Kodriak war furchtbar müde und ihm war kalt. Erbärmlich kalt, aber ihm wurde wärmer und das brachte auch sein Gehirn auf Touren.
Er war gefangen, daran konnte er sich gut erinnern. Das war ein Schiff der Taelons und er war in einer Kühlkammer im Forschungsbereich. Er war sich nicht sicher, ob er wissen wollte, was die mit ihm gemacht hatten, oder lieber die Unwissenheit geniessen - denn zu wissen war bestimmt der Nachtruhe nicht sehr förderlich.

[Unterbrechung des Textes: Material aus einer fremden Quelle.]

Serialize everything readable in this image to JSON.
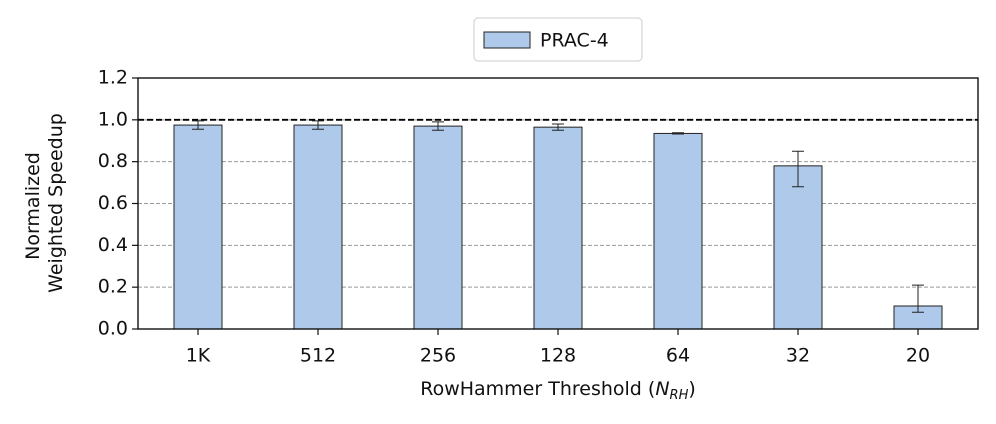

Nicht nachdenken, raus hier!
Er durchbrach die Abdeckung der Kühlkammer und sprang hinaus und gleich in Deckung, aber es war niemand hier. Nur wenige Atemzüge ruhige Verschnaufpause gönnte er sich, dann hechtete er durch die einzige offene Türe (wenn man diese bei Bedarf membranverschlossenen Öffnungen überhaupt als Türen bezeichnen konnte). Auch dort war niemand, es war wohl gerade Nachtruhe. Er war nicht sehr vertrauensselig, also kam ihm die zweite offene Türe schon etwas merkwürdig vor, und die dritte dann erst recht. Er hatte nur einen Weg und soetwas legte durchaus den Schluss nahe, dass das jemand plante.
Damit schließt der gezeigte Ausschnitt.